It's up to parents to decide whether to have their baby boys circumcised. Some opt to have their sons undergo the procedure for cultural or religious reasons; others opt to forgo it because of its limited medical benefits and risk of complications. Traditionally, those of the Jewish faith have their sons ritually circumcised eight days after birth, which is why many of them view the fact that Norway may ban ritual male circumcision as a political, and decidedly anti-Jewish, move. In fact, the political party that voted to back the proposed measure over the weekend, the Progress Party, has a reputation for being anti-immigrant.
Members of the Progress Party itself, though, argue that circumcision rituals such as the one Jewish people have long practiced cause mental and physical harm to children, as well as violate their rights, according to The Jerusalem Post. That, ostensibly, is why the party voted to back the bill that would outlaw the ritual circumcision of boys under 16 at its national annual conference over the weekend.
But Rabbi Menachem Margolin, who is the director of the European Jewish Association, slammed the vote as "disgraceful" and "blatantly anti-Semitic" in a reactionary letter to Israeli Prime Minister Benjamin Netanyahu and Diaspora Affairs Minister Naftali Bennett, urging them to work to stop such legislation from proliferating, the Post reported.
Here's some of what he had to say:
We will act in every way we can to fight this disgraceful bill ... There is no doubt that this is an anti-Jewish decision that is blatantly antisemitic, because the bill does not harm Muslims who are not obligated to circumcise their children as infants and can perform the procedure even at an older ages as the bill allows.

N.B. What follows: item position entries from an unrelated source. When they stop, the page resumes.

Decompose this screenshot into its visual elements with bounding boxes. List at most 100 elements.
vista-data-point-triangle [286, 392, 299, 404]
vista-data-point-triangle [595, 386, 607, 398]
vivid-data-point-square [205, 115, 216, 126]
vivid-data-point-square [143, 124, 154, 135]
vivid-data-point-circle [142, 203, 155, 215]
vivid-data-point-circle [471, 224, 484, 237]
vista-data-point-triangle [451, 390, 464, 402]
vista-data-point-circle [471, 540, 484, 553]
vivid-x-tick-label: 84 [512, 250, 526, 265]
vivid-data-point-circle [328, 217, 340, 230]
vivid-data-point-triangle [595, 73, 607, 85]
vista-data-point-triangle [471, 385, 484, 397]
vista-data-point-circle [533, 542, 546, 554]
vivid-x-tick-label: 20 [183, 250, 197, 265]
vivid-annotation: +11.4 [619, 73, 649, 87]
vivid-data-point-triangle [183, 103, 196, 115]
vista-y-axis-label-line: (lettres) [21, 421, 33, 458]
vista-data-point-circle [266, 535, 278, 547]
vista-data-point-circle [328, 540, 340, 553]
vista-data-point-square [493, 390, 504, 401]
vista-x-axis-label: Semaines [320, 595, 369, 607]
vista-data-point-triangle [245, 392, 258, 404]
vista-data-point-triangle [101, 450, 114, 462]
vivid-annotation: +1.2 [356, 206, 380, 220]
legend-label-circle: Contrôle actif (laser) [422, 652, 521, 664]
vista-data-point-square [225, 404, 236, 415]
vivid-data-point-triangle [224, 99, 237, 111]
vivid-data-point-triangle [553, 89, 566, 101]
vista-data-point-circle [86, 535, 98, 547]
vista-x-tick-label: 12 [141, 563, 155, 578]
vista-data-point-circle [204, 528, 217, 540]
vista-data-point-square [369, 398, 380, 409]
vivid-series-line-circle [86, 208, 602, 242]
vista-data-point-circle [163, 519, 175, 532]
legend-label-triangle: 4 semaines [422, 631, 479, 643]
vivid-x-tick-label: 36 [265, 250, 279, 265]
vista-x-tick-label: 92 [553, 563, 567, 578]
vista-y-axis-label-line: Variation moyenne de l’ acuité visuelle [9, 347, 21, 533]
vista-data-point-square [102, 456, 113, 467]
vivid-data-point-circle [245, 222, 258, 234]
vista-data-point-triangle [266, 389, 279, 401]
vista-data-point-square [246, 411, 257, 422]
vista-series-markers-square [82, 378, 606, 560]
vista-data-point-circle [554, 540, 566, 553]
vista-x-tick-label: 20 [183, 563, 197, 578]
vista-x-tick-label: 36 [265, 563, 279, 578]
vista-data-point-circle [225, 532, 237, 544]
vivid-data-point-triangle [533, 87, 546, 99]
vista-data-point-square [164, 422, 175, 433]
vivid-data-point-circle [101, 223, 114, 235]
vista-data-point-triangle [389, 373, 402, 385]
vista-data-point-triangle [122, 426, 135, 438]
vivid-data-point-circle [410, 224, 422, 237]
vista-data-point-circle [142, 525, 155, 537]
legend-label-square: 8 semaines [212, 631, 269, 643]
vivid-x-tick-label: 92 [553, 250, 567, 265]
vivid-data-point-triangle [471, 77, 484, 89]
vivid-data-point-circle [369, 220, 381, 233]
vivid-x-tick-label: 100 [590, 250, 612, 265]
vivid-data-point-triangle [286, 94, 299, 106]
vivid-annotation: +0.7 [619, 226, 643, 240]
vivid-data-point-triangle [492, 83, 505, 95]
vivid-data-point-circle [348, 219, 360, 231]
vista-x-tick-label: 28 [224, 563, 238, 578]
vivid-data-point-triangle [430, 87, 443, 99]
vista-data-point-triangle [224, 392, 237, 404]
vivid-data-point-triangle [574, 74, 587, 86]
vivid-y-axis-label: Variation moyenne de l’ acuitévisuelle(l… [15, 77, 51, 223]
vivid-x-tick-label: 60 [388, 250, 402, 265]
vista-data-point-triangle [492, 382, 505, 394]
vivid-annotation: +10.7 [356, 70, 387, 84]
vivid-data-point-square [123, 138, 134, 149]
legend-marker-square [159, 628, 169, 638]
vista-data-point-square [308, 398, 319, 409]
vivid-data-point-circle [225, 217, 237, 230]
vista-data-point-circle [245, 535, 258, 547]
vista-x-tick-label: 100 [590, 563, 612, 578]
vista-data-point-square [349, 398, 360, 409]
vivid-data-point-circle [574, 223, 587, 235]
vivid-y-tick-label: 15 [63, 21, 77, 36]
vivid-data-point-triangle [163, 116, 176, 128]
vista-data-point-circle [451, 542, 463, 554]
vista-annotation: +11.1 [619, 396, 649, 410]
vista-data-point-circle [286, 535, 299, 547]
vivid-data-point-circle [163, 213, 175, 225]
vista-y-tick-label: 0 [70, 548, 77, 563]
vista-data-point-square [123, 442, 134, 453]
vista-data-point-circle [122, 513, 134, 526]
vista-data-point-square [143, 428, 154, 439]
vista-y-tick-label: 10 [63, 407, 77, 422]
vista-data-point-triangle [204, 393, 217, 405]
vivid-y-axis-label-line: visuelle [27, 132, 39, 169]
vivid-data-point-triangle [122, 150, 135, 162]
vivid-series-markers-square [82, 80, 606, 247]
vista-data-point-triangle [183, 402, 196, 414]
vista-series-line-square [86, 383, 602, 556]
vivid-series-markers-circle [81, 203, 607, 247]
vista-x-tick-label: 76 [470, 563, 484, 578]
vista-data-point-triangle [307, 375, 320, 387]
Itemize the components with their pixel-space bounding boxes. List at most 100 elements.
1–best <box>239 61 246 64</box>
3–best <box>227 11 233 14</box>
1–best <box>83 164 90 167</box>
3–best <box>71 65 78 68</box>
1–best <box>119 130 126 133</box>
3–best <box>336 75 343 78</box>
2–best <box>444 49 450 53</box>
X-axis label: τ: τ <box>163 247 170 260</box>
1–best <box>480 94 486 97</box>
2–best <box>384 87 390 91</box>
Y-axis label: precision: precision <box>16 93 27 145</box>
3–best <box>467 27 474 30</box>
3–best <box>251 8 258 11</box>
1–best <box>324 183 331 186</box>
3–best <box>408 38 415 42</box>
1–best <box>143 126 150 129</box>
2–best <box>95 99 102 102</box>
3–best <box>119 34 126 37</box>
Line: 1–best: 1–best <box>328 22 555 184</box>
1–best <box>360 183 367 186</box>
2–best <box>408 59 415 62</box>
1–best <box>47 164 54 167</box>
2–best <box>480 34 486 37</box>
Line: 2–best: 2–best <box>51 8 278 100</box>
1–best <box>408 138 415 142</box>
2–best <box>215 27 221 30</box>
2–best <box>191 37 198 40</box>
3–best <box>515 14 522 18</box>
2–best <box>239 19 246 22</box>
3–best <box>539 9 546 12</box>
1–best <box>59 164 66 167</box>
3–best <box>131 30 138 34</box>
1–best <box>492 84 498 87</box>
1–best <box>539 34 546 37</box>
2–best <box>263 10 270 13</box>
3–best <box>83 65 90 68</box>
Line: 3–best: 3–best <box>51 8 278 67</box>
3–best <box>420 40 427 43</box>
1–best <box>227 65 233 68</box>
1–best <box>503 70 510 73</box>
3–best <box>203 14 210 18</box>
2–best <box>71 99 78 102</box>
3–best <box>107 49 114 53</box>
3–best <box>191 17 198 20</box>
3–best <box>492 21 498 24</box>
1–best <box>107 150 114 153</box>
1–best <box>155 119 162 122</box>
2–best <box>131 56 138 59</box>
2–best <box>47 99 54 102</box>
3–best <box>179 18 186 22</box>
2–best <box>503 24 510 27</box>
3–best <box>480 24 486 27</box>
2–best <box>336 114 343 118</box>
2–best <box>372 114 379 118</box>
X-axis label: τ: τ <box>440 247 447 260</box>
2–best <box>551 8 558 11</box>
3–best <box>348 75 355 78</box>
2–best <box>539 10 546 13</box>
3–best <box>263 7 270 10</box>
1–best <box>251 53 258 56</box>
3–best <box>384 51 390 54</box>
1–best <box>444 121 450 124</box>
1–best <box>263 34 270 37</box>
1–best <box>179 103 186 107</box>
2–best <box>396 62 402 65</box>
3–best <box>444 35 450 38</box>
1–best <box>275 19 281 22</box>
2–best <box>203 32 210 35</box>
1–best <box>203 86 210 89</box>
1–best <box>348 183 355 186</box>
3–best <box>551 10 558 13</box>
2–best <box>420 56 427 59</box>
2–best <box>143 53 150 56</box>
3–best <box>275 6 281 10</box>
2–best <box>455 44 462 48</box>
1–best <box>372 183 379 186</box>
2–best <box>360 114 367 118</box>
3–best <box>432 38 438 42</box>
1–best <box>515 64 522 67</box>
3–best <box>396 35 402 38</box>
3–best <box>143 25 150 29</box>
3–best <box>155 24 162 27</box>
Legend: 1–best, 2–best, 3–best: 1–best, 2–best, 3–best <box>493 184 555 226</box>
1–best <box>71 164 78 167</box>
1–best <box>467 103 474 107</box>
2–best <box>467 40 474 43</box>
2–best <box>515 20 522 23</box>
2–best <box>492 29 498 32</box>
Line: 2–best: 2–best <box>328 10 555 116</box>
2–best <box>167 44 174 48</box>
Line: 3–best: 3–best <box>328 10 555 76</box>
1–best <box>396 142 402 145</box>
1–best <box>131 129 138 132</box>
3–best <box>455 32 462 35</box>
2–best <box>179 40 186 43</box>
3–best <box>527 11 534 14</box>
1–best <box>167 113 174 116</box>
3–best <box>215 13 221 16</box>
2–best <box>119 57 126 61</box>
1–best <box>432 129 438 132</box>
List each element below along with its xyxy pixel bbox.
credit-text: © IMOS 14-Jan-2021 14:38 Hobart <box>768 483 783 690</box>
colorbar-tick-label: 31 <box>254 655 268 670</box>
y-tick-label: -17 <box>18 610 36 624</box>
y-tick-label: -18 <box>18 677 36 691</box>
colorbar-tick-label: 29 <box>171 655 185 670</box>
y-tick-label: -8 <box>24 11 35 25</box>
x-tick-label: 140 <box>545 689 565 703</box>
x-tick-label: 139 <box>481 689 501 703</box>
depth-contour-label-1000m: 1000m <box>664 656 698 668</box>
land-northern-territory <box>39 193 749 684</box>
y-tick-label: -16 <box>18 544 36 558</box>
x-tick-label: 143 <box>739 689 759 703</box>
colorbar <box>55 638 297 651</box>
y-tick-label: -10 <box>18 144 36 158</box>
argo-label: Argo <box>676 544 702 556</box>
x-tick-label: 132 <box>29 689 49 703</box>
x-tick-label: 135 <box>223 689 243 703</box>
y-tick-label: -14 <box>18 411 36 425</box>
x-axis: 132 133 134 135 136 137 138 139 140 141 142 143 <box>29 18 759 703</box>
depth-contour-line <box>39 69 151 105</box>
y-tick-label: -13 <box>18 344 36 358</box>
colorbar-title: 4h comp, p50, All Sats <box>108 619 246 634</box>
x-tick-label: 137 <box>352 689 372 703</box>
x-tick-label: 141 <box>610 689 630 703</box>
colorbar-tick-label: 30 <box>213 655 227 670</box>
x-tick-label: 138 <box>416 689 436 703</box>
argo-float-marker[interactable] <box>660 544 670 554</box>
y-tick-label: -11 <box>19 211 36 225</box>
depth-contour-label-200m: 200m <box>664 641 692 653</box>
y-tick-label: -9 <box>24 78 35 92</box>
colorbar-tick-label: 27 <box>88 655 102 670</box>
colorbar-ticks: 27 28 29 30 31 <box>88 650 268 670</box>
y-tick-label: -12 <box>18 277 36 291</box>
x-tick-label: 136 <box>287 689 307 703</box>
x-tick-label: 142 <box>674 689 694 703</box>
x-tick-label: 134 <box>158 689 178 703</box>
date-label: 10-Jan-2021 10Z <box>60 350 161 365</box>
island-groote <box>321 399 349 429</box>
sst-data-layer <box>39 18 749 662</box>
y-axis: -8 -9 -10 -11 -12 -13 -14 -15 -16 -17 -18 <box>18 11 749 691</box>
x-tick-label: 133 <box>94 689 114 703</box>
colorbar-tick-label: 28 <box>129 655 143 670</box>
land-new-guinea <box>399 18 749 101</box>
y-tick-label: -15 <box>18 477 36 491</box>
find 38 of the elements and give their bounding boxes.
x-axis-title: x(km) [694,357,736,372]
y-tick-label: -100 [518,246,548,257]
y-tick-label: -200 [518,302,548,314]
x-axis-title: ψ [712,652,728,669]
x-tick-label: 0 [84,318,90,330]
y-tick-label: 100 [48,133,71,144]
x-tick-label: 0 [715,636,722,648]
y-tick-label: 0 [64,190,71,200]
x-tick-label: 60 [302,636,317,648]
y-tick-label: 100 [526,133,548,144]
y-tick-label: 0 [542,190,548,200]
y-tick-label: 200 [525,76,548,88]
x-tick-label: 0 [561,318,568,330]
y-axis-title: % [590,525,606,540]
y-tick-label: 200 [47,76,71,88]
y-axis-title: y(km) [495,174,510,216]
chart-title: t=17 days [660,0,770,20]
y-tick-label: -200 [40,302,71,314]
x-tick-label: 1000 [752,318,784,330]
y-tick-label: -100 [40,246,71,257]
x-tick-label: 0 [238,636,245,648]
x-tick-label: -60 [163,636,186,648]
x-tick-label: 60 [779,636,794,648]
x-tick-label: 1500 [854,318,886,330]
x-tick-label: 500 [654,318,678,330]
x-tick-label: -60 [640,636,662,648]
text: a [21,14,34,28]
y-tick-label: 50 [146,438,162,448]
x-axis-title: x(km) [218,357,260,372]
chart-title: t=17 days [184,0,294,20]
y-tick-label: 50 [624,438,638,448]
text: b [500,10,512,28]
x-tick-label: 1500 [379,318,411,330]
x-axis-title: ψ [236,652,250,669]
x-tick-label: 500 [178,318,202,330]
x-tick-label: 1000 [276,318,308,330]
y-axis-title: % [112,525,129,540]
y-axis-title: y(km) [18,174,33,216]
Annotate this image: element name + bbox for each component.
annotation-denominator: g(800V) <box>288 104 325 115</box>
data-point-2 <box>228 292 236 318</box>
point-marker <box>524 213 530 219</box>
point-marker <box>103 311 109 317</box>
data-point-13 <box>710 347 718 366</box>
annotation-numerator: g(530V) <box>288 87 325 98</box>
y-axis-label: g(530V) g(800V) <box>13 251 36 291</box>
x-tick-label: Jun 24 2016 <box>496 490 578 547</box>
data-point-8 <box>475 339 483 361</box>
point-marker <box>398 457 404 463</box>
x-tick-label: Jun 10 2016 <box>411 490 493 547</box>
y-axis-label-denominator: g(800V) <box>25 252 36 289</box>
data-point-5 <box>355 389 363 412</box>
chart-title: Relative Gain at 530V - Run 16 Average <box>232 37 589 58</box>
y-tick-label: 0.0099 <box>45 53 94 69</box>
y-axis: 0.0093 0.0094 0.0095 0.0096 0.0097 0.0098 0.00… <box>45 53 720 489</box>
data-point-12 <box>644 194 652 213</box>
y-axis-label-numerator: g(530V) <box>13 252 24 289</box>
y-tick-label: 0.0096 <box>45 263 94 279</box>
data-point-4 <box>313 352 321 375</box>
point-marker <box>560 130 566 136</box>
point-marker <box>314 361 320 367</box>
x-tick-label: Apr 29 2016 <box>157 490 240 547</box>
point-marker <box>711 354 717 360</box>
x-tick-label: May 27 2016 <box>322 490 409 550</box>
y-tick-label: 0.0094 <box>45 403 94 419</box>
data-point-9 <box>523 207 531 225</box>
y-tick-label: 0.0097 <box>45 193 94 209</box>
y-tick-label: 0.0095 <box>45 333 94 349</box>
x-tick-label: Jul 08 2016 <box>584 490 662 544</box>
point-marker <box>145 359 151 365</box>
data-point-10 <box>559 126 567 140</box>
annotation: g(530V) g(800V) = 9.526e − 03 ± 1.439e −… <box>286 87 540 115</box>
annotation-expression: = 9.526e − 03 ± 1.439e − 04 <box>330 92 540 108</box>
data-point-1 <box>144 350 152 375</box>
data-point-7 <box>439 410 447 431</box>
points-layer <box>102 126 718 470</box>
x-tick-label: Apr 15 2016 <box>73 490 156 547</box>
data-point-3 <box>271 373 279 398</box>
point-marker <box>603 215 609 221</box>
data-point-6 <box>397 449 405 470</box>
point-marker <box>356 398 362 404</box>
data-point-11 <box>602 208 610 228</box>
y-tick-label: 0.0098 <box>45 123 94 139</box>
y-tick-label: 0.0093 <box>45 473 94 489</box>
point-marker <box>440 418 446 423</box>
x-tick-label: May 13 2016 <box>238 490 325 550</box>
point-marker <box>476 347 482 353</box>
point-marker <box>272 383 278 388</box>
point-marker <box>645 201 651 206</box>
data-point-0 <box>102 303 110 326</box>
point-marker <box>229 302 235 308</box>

Circumcision is much more common in the United States than it is in Northern Europe, where Norway is located, and many other parts of the world, according to Parents.com. Generally, boys are circumcised just days after birth if their parents decide the procedure is right for them.
The American Academy of Pediatrics' official stance is that "health benefits are not great enough to recommend routine circumcision for all male newborns." Still, it recognizes that there are significant health advantages to it and categorizes parents' decision to have boys circumcised as justified. Some of the health advantages circumcised boys have include reduced risk of urinary tract infections, penile cancer, and some sexually transmitted infections, including HIV, according to the AAP.
But there are some drawbacks, too, according to the Mayo Clinic. For example, there's a chance the foreskin won't heal properly, or that it what remains of it could reattach to the end of the penis. This could require a minor surgical fix.
But in the debate over the proposed bill raging in Norway right now, children's health isn't the only consideration. That's evidenced by the fact that, at the same time the Progress Party voted to back the circumcision legislation, it also established its support for a ban on hijabs in public schools, The Independent reported — an undoubtedly xenophobic sentiment.
For Ervin Kohn, a Jewish community leader in Norway, the message was loud and clear. "They [the Progress Party] must know they won’t get a majority for this in Parliament," he told the Aftenposten newspaper, as reported by The Independent, expressing doubt about the bill's chances of becoming law. "It seems like they want to send a signal that we are unwelcome in the country."
This, of course, is unacceptable. When it comes to deciding whether or not a child should undergo any medical procedure, there should be only one deciding factor: that child's wellbeing.